The airstrikes, conducted across various regions of Iraq and Syria on 2 February 2024, yielded destruction to rockets, missiles, drone storage facilities, and militia operations centres, among other targets, according to Bloomberg's coverage. This coordinated response was triggered by the January drone attack in Jordan, claiming the lives of three US service members, for which Iranian-backed operatives have been held responsible by the government.
Schuyler Moore, the chief technology officer for US Central Command, outlined the Pentagon's use of AI, stating, 'We've been using computer vision to identify where there might be threats.' Computer vision entails training algorithms to visually recognise specific objects, a crucial aspect of modern military tactics.
The algorithms employed in the recent bombings were cultivated under Project Maven, an initiative launched in 2017 to amplify the adoption of automation within the Department of Defense (DoD).
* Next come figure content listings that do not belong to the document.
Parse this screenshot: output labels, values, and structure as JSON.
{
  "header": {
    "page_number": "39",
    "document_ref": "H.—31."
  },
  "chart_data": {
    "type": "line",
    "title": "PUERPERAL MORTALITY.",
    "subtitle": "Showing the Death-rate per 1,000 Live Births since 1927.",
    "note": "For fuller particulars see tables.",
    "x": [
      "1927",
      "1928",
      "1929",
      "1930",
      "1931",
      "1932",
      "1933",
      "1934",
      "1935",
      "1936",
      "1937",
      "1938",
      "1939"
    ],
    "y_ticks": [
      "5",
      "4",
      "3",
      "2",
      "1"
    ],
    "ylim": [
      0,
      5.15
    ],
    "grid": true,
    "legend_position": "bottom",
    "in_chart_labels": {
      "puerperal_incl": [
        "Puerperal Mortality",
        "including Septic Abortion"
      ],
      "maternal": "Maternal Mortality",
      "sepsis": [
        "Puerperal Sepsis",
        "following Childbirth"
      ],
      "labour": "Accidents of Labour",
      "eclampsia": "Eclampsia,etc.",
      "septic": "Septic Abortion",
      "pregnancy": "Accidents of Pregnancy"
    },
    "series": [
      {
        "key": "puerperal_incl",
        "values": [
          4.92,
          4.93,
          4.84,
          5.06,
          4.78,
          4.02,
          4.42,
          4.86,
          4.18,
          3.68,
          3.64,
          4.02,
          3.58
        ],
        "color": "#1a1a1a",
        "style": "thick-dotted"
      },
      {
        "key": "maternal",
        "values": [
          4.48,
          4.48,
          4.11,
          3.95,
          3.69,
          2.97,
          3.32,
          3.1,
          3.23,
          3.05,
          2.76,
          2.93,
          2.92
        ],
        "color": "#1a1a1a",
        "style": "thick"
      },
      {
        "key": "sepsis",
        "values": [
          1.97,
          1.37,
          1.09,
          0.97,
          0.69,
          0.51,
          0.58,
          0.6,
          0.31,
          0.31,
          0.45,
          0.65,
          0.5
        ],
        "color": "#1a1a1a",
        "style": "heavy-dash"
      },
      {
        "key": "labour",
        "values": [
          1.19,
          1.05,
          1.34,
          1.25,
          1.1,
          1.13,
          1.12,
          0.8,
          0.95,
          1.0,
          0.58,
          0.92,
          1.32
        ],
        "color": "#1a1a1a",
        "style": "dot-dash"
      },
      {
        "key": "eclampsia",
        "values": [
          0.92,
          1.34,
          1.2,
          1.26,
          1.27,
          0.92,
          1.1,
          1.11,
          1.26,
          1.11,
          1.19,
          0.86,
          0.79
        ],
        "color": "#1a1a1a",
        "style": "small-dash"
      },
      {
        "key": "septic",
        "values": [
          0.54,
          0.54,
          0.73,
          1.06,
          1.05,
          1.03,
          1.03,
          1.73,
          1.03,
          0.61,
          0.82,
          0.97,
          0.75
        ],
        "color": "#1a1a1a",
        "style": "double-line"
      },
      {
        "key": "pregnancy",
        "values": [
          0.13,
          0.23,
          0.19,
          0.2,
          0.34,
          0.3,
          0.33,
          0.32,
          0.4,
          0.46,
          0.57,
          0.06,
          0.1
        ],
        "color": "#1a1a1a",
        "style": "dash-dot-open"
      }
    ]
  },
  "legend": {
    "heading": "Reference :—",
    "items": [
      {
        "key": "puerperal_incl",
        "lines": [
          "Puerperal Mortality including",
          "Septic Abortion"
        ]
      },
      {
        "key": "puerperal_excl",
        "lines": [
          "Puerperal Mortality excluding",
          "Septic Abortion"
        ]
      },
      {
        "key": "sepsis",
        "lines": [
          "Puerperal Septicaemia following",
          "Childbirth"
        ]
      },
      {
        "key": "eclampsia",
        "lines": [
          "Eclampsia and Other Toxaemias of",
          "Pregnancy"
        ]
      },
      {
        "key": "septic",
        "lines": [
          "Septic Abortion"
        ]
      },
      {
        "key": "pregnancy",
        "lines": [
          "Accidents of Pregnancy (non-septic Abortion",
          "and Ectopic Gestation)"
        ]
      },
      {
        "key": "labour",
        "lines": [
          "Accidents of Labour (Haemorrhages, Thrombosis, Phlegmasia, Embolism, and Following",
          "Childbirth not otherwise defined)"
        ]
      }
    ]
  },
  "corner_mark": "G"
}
The trend of employing AI for target acquisition appears to be gaining momentum, albeit raising concerns. Reports from late last year revealed Israel's use of AI software to determine bombing locations in Gaza, a program dubbed 'The Gospel.' This system aggregates vast datasets to recommend targets to human analysts, ranging from weapons and vehicles to live human beings. Israeli officials claim that the program can propose up to 200 targets within 10-12 days, emphasising that human oversight remains integral in the targeting process.
While the incorporation of AI in military operations promises enhanced efficiency and precision, ethical considerations surrounding its implications continue to emerge, urging a cautious approach to its implementation.